You are sending a lot of messages to nil and that is why you are getting a 0 for the retain count.
Here I wrote down your code again with the new values for your variables when they change:
str1 and str2 are nil
self.str1=[[NSString alloc]init];
str1 is empty string
self.str1=self.str2;
str1 is nil
self.str2=[self.str1 retain];
self.str2=[[NSString alloc]init];
str2 is empty string
self.str2=self.str1;
str2 is nil
self.str1=[self.str2 retain];
self.str2=[self.str1 retain];
In the end both str1 and str2 are nil giving you a zero retain count.
But even if you didn't overwrite your new strings with nil every time you wouldn't get the expected result. Lets consider this:
self.str1 = [[NSString alloc] init]
self.str2 = [[NSString alloc] init]
If you look at their retain count you'll get 18446744073709551615 (on Mac OS X, 64 bit) for each. If you then look at the values of the pointers you'll see that they both are equal, so you got the same empty NSString object both times you called [[NSString alloc] init]
.
That actually makes sense. NSString objects are immutable, that means once they are created they cannot ever change. So there is no point in wasting memory on multiple identical copies of the empty string.
Some of those shared instances return the biggest possible value from their retainCount method to show the fact that they are singletons. But not all of them.
So the retain count of objects is not very useful. Some objects lie about it. And in real apps it still often is not what you'd expect. Sometimes the system holds on to objects for some time, even if you didn't retain it yourself.

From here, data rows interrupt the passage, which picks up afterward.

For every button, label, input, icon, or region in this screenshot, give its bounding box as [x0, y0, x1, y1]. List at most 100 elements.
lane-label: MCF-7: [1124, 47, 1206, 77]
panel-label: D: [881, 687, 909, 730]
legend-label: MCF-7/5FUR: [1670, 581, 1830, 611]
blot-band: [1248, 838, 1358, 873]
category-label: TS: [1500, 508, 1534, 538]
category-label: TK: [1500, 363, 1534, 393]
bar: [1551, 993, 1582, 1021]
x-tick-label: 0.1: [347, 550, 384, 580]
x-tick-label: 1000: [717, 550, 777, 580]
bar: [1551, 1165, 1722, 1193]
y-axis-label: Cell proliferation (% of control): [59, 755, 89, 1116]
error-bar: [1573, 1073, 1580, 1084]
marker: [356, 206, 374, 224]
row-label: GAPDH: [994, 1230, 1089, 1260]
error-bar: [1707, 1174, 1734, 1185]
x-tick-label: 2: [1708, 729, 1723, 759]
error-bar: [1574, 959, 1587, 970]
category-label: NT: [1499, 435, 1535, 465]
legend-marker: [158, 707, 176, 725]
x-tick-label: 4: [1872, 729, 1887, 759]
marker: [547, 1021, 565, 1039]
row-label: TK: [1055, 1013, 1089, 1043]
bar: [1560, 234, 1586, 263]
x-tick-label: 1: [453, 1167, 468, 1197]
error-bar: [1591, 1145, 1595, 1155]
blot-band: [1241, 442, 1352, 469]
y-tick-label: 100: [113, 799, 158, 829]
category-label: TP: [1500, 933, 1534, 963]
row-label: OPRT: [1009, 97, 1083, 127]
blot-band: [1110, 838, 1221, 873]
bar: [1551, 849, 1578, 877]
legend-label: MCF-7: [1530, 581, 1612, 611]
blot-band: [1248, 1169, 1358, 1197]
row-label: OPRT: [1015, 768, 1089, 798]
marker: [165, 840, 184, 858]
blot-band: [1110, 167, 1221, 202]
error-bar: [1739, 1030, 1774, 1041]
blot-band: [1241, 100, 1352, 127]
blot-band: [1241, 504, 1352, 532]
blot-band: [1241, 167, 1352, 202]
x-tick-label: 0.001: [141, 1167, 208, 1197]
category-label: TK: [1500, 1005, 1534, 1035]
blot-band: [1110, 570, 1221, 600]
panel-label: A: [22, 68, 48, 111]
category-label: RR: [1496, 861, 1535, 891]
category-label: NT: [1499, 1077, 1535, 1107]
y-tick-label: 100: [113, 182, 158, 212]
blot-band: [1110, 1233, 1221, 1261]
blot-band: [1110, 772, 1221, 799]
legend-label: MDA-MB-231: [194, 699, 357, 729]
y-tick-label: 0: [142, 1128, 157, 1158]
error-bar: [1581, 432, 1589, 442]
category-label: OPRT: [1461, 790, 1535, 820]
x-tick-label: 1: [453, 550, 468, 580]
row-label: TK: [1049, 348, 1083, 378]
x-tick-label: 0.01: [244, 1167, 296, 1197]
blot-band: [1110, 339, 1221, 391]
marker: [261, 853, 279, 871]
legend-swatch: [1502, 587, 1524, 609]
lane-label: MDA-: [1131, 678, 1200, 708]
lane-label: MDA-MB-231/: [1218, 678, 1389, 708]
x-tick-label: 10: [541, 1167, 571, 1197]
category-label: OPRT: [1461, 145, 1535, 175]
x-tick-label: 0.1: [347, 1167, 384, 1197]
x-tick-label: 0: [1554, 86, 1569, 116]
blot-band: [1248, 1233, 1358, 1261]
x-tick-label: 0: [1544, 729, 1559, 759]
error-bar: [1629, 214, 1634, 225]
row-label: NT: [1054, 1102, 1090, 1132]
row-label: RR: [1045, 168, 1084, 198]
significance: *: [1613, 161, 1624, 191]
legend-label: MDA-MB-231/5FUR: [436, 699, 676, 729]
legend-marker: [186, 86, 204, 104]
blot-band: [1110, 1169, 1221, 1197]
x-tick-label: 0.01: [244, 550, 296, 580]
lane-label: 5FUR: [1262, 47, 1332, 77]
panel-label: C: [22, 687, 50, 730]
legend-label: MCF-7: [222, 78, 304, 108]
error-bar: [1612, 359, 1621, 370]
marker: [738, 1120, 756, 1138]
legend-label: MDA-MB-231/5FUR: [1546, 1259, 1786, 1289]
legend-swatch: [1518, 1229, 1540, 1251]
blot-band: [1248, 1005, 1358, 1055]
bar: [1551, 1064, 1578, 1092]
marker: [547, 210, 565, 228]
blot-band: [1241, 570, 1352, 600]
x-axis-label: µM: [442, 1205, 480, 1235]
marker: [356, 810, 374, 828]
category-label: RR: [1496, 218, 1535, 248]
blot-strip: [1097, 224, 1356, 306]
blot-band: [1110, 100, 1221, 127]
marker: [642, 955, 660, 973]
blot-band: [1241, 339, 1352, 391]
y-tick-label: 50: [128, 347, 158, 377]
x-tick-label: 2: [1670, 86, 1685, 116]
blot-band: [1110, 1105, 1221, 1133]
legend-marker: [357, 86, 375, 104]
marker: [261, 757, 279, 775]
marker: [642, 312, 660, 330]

But I guess you are trying to learn how the retain/release memory model works (which is necessary, even if you are using ARC). For this you can get away with querying the retain count. But then you should use the base class NSObject
directly, because it doesn’t do any special tricks with the retain counter. And you need to keep in mind that as soon as you pass your test objects to some system methods your retain count could be something unexpected later. Always keep in mind to never query the retain count in a real app - it is useless.